XML Source

Applies to: SQL Server SSIS Integration Runtime in Azure Data Factory

The XML source reads an XML data file and populates the columns in the source output with the data.

The data in XML files frequently includes hierarchical relationships. For example, an XML data file can represent catalogs and items in catalogs. Before the data can enter the data flow, the relationship of the elements in XML data file must be determined, and an output must be generated for each element in the file.

Schemas

The XML source uses a schema to interpret the XML data. The XML source supports use of a XML Schema Definition (XSD) file or inline schemas to translate the XML data into a tabular format. If you configure the XML source by using the XML Source Editor dialog box, the user interface can generate an XSD from the specified XML data file.

Note

DTDs are not supported.

The schemas can support a single namespace only; they do not support schema collections.

Note

The XML source does not validate the data in the XML file against the XSD.

XML Source Editor

The data in the XML files frequently includes hierarchical relationships. The XML Source Editor dialog box uses the specified schema to generate the XML source outputs. You can specify an XSD file, use an inline schema, or generate an XSD from the specified XML data file. The schema must be available at design time.

The XML source generates tabular structures from the XML data by creating an output for every element that contains other elements in the XML files. For example, if the XML data represents catalogs and items in catalogs, the XML source creates an output for catalogs and an output for each type of item that the catalogs contain. The output of each item will contain output columns for the attributes of that item.

To provide information about the hierarchical relationship of the data in the outputs, the XML source adds a column in the outputs that identifies the parent element for each child element. Using the example of catalogs with different types of items, each item would have a column value that identifies the catalog to which it belongs.

The XML source creates an output for every element, but it is not required that you use all the outputs. You can delete any output that you do not want to use, or just not connect it to a downstream component.
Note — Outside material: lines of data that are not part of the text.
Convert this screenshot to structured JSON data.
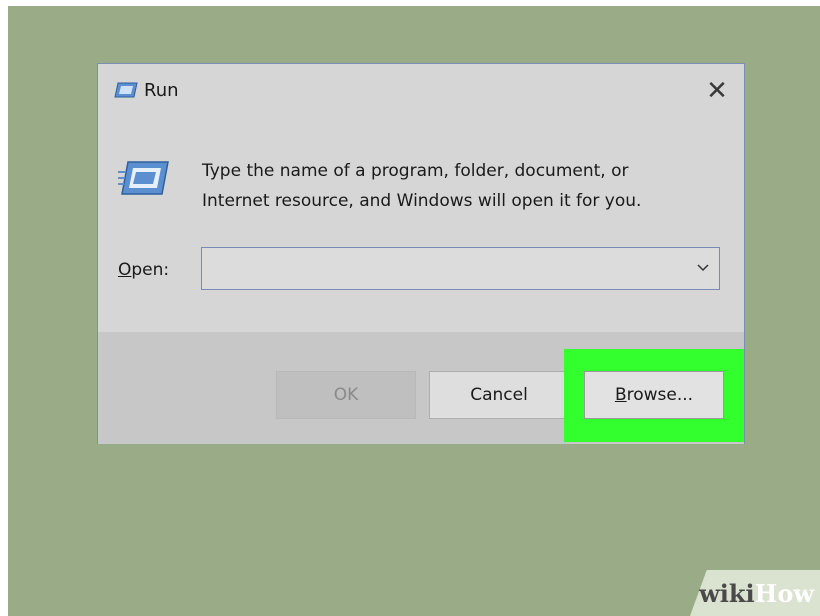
{
  "dialog": {
    "title": "Run",
    "close_glyph": "✕",
    "description_line1": "Type the name of a program, folder, document, or",
    "description_line2": "Internet resource, and Windows will open it for you.",
    "open_label_access_key": "O",
    "open_label_rest": "pen:",
    "open_input_value": "",
    "buttons": {
      "ok": "OK",
      "cancel": "Cancel",
      "browse_access_key": "B",
      "browse_rest": "rowse..."
    },
    "icons": {
      "title": "run-icon",
      "large": "run-icon",
      "dropdown": "chevron-down-icon",
      "close": "close-icon"
    }
  },
  "highlight": {
    "color": "#33ff2e",
    "target": "browse-button"
  },
  "watermark": {
    "part1": "wiki",
    "part2": "How"
  },
  "colors": {
    "desktop": "#9aab87",
    "dialog_body": "#d6d6d6",
    "dialog_footer": "#c7c7c7",
    "dialog_border": "#7b8fb1"
  }
}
The XML source also generates the output names, to ensure that the names are unambiguous. These names may be long and may not identify the outputs in a way that is useful to you. You can rename the outputs, as long as their names remain unique. You can also modify the data type and the length of output columns.
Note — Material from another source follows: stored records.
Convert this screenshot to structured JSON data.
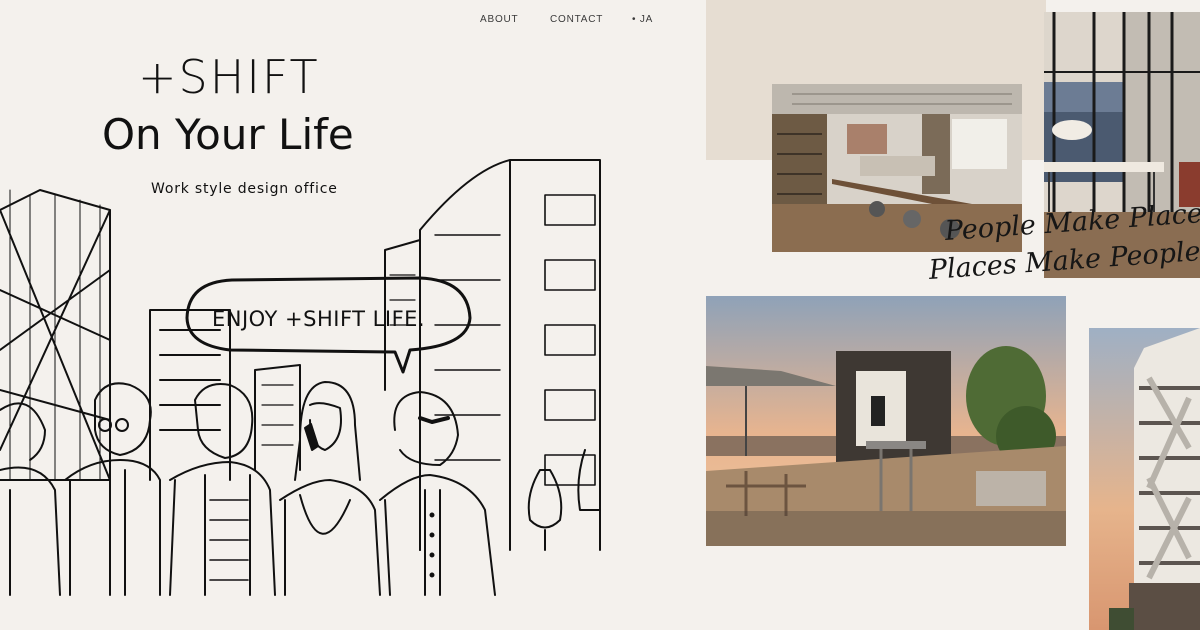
{
  "nav": {
    "about": "ABOUT",
    "contact": "CONTACT",
    "lang": "•  JA"
  },
  "hero": {
    "logo_line1": "+SHIFT",
    "logo_line2": "On Your Life",
    "tagline": "Work style design office",
    "speech_bubble": "ENJOY +SHIFT LIFE."
  },
  "motto": {
    "line1": "People Make Places.",
    "line2": "Places Make People."
  },
  "colors": {
    "background": "#f4f1ed",
    "panel_beige": "#e6ddd2",
    "ink": "#111111"
  },
  "images": {
    "office": "office-interior-photo",
    "meeting": "glass-meeting-room-photo",
    "terrace": "rooftop-terrace-photo",
    "building": "building-exterior-photo"
  }
}
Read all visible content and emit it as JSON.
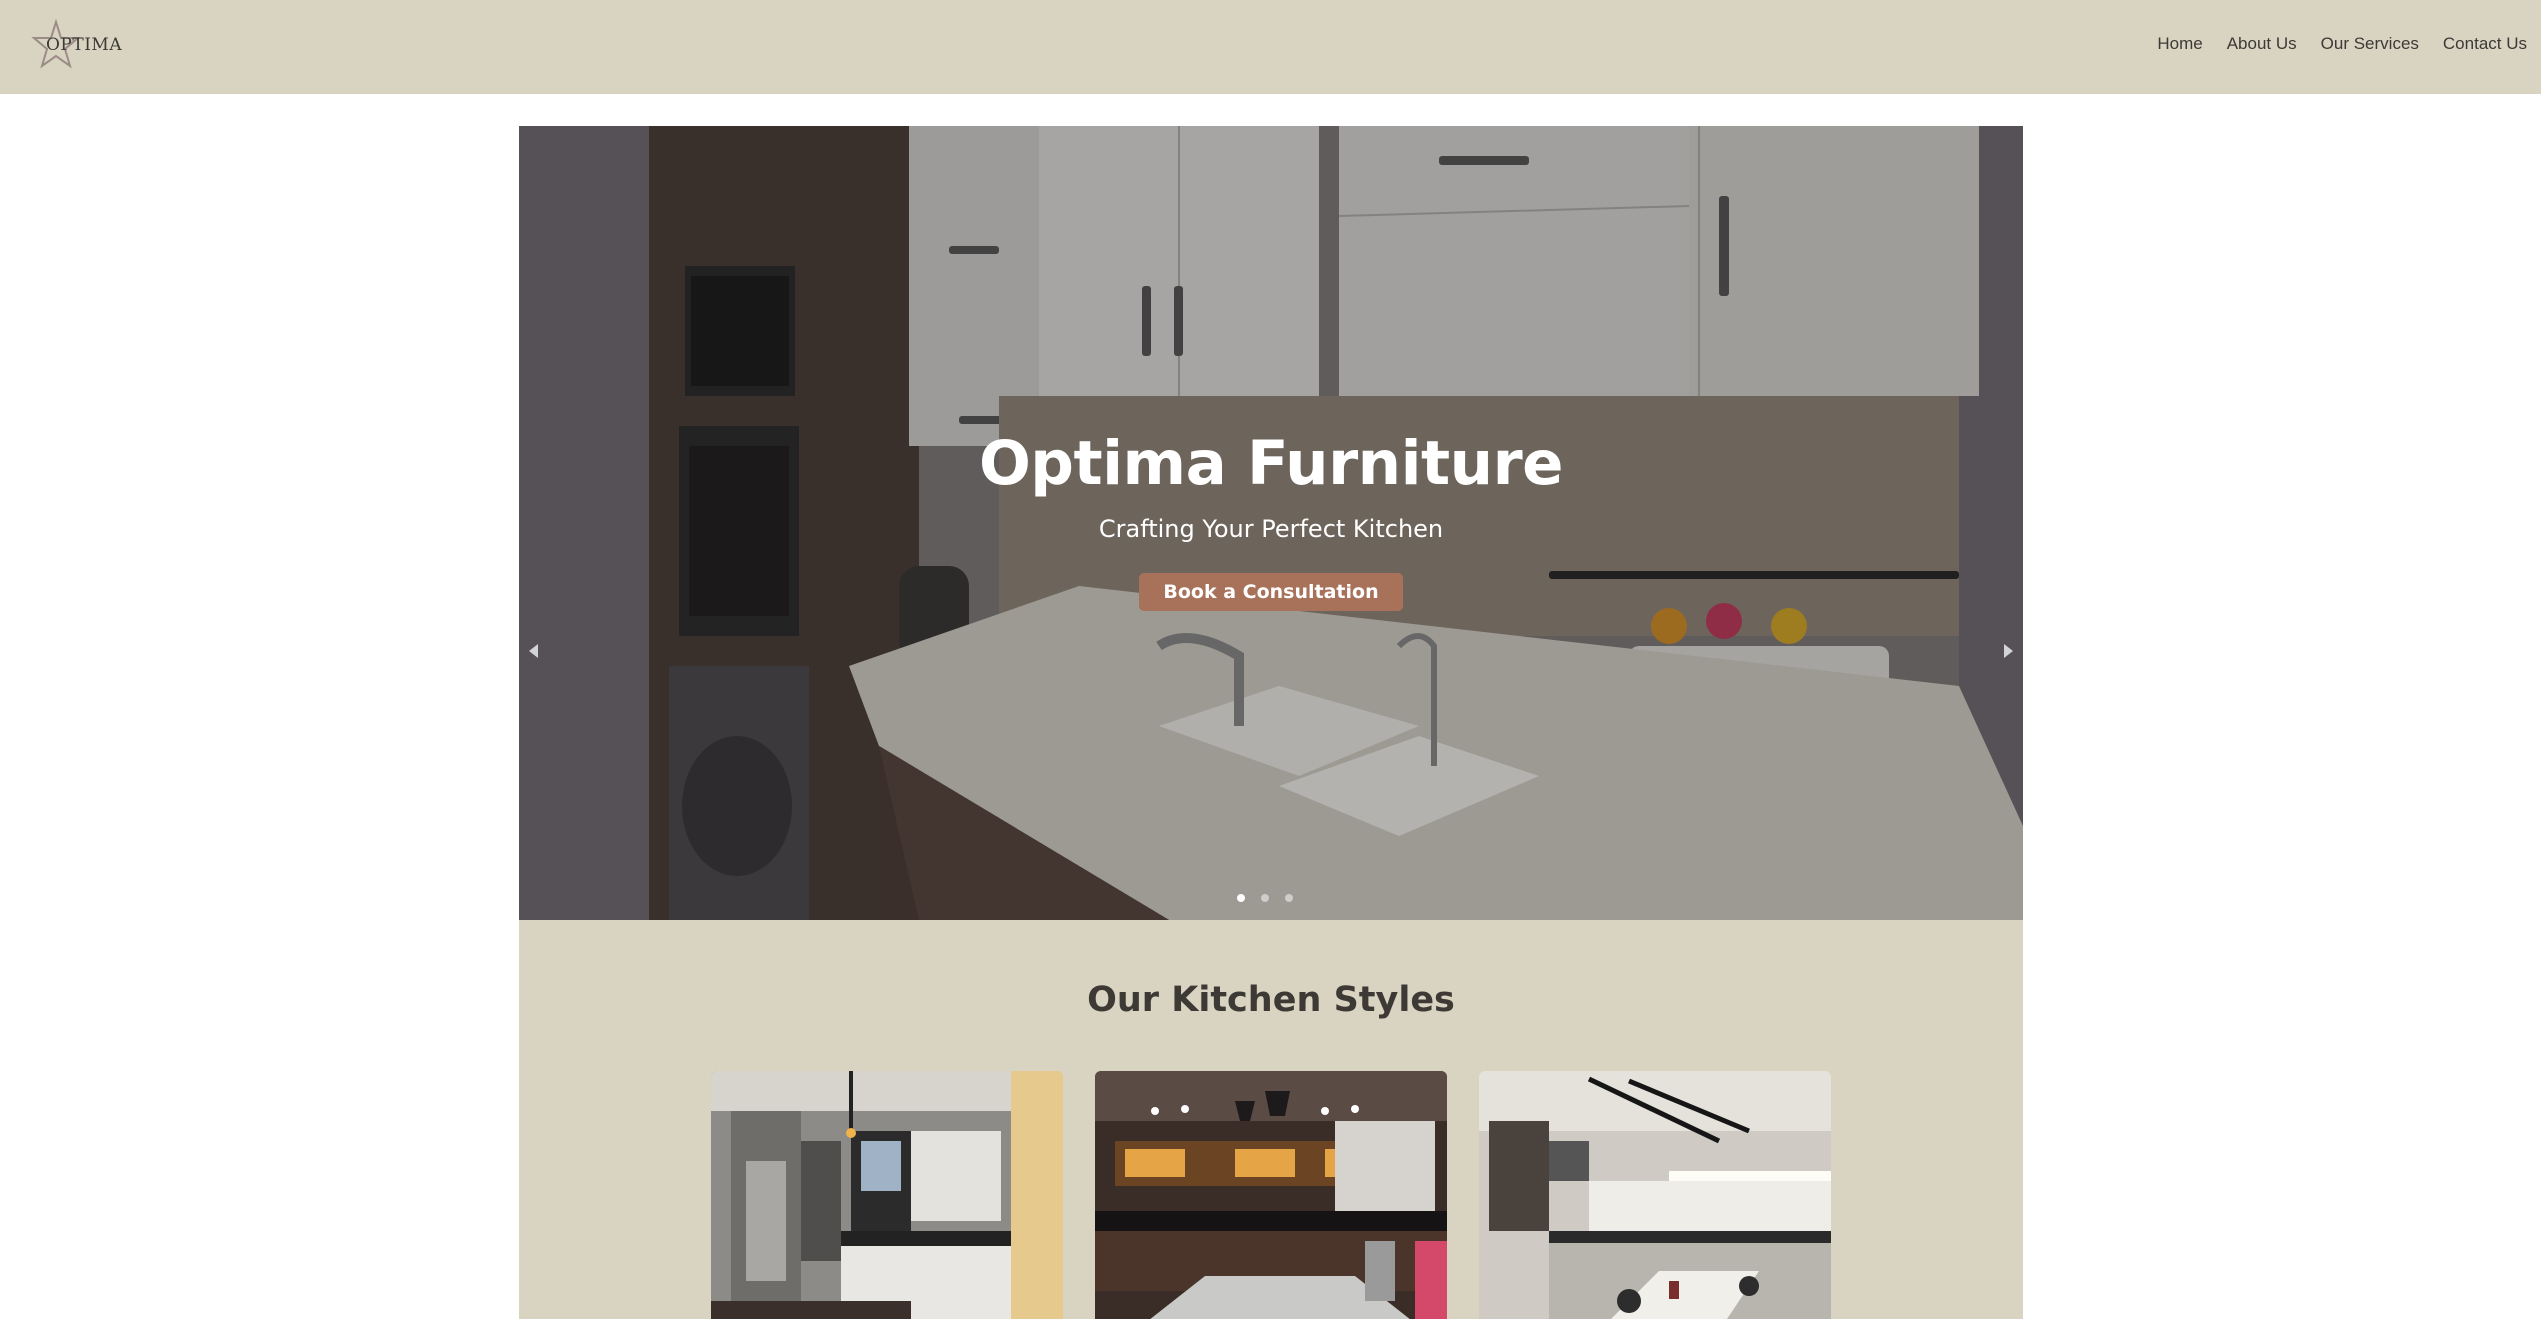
{
  "header": {
    "logo_text": "OPTIMA",
    "nav": [
      "Home",
      "About Us",
      "Our Services",
      "Contact Us"
    ]
  },
  "hero": {
    "title": "Optima Furniture",
    "subtitle": "Crafting Your Perfect Kitchen",
    "cta_label": "Book a Consultation",
    "slides_total": 3,
    "active_slide": 1
  },
  "kitchen_styles": {
    "title": "Our Kitchen Styles",
    "cards": [
      {
        "image": "modern-grey-kitchen-photo"
      },
      {
        "image": "dark-wood-kitchen-photo"
      },
      {
        "image": "white-kitchen-dining-photo"
      }
    ]
  },
  "icons": {
    "logo": "star-outline-logo",
    "prev": "chevron-left-icon",
    "next": "chevron-right-icon"
  },
  "colors": {
    "header_bg": "#d9d3c2",
    "section_bg": "#d9d3c2",
    "cta_bg": "#a8725a",
    "text_dark": "#3d3a36"
  }
}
For every output, the XML source adds an error output. By default the columns in error outputs have Unicode string data type (DT_WSTR) with a length of 255, but you can configure the columns in the error outputs by modifying their data type and length.

If the XML data file contains elements that are not in the XSD, these elements are ignored and no output is generated for them. On the other hand, if the XML data file is missing elements that are represented in the XSD, the output will contain columns with null values.

When the data is extracted from the XML data file, it is converted to an Integration Services data type. However, the XML source cannot convert the XML data to the DT_TIME2 or DT_DBTIMESTAMP2 data types because the source does not support these data types. For more information, see Integration Services Data Types.

The XSD or inline schema may specify the data type for elements, but if it does not, the XML Source Editor dialog box assigns the Unicode string data type (DT_WSTR) to the column in the output that contains the element, and sets the column length to 255 characters.

If the schema specifies the maximum length of an element, the length of output column is set to this value. If the maximum length is greater than the length supported by the Integration Services data type to which the element is converted, then the data is truncated to the maximum length of the data type. For example, if a string has a length of 5000, it is truncated to 4000 characters because the maximum length of the DT_WSTR data type is 4000 characters; likewise, byte data is truncated to 8000 characters, the maximum length of the DT_BYTES data type. If the schema specifies no maximum length, the default length of columns with either data type is set to 255. Data truncation in the XML source is handled the same way as truncation in other data flow components. For more information, see Error Handling in Data.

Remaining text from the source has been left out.